New AI Trio Maps Brain Age with Unprecedented Precision
Source PublicationScientific Reports
Primary AuthorsSowmya, Dutta

Predicting 'brain age' from anatomical MRI scans has emerged as a crucial metric for appraising cognitive health and identifying biological aging. However, conventional machine learning models have historically struggled with this task. They often rely on handcrafted features that fail to capture the intricate spatial and structural information hidden within brain imagery. Even standard deep learning methods, while an improvement, frequently miss the brain's complex structural connectivity patterns, leading to less reliable predictions.
To overcome these hurdles, a new study introduces NeuroAgeFusionNet. This hybrid framework represents a significant leap forward by integrating three powerful technologies: Convolutional Neural Networks (CNNs), Transformers, and Graph Neural Networks (GNNs).

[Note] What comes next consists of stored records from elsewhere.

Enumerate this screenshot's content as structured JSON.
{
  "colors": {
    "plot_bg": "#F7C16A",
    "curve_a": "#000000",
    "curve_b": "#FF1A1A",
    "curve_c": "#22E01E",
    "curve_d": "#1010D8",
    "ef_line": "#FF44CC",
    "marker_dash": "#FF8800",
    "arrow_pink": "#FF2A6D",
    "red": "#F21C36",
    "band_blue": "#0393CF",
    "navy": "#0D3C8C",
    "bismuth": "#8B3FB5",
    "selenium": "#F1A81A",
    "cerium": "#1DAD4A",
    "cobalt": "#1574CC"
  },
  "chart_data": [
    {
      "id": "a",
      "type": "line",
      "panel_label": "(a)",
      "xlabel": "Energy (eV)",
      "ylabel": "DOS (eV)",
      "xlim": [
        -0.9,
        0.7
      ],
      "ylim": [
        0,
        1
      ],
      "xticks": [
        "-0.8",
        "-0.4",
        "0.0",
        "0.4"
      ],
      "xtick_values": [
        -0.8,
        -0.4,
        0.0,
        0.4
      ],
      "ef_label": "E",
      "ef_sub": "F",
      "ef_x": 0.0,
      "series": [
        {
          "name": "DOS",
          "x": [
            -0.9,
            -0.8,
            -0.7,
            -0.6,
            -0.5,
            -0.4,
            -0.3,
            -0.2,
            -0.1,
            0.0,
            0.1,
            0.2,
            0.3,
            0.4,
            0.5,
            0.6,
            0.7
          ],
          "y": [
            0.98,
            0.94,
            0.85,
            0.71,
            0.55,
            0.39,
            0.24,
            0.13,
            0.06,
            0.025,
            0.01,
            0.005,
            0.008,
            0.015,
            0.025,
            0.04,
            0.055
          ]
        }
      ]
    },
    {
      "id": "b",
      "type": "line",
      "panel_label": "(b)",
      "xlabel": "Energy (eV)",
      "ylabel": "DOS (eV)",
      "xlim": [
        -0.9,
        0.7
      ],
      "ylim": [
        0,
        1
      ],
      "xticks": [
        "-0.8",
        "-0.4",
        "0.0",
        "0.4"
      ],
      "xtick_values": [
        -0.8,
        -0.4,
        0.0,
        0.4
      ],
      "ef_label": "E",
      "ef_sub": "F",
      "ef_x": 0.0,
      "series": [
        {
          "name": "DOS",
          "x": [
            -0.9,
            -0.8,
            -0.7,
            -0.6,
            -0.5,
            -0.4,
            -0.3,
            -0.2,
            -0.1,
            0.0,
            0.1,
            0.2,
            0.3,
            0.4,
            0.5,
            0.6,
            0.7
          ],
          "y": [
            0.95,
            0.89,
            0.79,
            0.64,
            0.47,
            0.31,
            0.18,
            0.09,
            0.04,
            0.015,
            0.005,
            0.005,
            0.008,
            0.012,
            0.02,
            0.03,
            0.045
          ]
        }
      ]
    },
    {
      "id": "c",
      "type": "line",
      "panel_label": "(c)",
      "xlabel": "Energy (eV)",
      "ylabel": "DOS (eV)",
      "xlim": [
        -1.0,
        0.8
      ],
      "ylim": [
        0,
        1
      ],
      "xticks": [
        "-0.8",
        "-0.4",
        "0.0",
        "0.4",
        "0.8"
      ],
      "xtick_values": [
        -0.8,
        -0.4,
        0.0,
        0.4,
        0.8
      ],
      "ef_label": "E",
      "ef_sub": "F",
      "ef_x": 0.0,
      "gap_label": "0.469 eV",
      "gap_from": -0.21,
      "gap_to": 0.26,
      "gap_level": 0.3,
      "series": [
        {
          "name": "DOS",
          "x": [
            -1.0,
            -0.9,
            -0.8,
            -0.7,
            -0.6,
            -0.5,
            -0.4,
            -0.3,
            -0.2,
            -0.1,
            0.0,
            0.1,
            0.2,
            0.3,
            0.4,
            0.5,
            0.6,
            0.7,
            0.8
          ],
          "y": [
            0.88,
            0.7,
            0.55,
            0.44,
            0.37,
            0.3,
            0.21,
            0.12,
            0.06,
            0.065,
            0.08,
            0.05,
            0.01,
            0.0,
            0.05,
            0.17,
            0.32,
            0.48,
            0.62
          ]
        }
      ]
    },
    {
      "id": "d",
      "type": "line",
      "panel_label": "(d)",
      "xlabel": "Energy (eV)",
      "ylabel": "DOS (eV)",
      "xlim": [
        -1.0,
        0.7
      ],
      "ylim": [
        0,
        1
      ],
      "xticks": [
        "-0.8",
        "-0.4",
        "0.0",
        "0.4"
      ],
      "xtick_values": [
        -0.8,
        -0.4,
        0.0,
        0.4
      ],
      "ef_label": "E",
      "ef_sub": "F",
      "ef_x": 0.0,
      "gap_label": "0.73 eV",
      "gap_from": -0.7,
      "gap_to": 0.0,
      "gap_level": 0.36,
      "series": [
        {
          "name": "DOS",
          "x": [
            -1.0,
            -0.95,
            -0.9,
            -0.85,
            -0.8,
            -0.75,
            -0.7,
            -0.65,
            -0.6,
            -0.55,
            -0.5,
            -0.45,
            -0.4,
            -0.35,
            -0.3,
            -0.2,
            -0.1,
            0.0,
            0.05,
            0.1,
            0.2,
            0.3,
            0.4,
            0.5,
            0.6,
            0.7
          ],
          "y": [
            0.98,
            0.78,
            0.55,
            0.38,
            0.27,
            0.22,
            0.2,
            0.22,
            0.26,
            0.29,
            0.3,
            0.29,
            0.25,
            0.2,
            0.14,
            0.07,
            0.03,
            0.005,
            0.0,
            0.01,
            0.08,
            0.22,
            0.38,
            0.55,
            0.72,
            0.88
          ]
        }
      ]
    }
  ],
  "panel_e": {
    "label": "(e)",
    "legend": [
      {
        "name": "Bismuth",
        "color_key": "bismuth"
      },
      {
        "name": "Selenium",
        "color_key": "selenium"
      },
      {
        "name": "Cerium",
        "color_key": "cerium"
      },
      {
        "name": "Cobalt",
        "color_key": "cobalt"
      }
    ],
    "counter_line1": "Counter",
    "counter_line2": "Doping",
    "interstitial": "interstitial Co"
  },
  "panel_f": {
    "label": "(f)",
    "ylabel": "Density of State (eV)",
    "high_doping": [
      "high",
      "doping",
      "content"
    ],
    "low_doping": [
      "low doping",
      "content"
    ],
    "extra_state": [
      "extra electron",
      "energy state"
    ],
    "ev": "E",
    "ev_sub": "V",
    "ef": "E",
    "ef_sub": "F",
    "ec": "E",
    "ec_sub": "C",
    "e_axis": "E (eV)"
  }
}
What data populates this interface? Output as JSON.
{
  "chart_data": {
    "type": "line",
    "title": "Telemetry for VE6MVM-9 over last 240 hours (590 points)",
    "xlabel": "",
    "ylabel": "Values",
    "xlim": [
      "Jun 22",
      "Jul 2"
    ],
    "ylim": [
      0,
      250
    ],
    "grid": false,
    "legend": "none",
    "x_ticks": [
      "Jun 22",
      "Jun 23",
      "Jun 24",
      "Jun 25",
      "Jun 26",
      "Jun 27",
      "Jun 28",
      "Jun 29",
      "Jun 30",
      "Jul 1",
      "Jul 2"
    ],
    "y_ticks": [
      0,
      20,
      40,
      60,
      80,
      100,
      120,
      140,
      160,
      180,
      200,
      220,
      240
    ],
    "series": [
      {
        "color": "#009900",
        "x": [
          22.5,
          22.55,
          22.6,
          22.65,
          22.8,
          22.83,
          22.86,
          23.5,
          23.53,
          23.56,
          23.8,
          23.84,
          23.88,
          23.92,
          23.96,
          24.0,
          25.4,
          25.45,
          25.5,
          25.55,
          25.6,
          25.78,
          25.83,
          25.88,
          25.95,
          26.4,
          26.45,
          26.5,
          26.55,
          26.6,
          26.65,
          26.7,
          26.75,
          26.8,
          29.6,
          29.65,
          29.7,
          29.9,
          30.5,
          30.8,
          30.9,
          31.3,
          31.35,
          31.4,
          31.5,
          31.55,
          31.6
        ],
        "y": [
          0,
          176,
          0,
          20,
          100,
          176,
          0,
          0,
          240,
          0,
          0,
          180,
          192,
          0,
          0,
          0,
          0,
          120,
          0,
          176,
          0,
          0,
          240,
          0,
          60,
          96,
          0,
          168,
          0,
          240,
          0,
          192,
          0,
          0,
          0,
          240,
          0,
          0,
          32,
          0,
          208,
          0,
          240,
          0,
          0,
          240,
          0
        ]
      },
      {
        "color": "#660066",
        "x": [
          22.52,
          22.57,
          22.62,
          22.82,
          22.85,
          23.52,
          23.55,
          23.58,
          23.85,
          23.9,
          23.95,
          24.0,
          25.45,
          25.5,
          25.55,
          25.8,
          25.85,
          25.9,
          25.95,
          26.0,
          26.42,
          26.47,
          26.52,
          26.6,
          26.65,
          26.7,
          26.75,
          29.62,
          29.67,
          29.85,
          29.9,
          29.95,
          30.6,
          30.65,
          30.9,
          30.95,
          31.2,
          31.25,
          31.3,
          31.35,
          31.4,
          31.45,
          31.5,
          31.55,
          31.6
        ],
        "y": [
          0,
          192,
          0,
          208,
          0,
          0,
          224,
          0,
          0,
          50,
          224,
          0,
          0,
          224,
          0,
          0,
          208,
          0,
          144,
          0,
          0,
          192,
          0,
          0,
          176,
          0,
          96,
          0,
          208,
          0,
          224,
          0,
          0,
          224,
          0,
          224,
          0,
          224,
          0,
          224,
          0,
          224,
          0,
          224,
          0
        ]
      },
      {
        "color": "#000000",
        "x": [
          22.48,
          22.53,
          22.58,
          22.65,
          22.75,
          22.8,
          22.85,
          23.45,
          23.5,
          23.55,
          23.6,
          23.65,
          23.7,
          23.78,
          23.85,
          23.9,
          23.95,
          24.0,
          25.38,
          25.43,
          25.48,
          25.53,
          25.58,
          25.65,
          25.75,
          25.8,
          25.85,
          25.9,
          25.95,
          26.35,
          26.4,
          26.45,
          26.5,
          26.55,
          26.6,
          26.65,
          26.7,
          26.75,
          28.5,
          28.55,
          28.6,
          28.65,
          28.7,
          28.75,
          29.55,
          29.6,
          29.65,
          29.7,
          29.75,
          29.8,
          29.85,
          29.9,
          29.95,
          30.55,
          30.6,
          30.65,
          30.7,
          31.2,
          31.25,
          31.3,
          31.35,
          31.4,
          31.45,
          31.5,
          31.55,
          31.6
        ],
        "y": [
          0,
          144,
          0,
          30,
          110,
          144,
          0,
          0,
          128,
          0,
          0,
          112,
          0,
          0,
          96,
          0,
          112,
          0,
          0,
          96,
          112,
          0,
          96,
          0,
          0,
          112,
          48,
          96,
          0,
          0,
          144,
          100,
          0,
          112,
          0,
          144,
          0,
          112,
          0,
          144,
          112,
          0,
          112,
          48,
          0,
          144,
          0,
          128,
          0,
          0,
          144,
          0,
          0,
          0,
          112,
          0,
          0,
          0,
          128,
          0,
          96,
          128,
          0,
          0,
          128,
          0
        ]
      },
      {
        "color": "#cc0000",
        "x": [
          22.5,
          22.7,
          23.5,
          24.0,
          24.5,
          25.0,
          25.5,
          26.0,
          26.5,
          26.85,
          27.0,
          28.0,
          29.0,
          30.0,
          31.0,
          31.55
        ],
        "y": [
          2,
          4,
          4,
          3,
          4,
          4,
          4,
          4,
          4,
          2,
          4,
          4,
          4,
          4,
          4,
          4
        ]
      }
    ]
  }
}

While CNNs and Transformers excel at extracting features and context, the inclusion of GNNs allows the system to map the brain's structural connectivity—how different regions interact physically.
The framework employs a unique feature fusion mechanism to optimise these spatial, contextual, and structural elements simultaneously. Crucially, the researchers also built in an uncertainty quantification module, which safeguards the system against unreliable estimates. When tested on the UK Biobank dataset, the model achieved an impressive Mean Absolute Error (MAE) of just 2.30 years and a Pearson correlation of 0.97. These results suggest that NeuroAgeFusionNet could become an essential clinical tool for monitoring brain ageing and flagging early signs of neurodegenerative disease.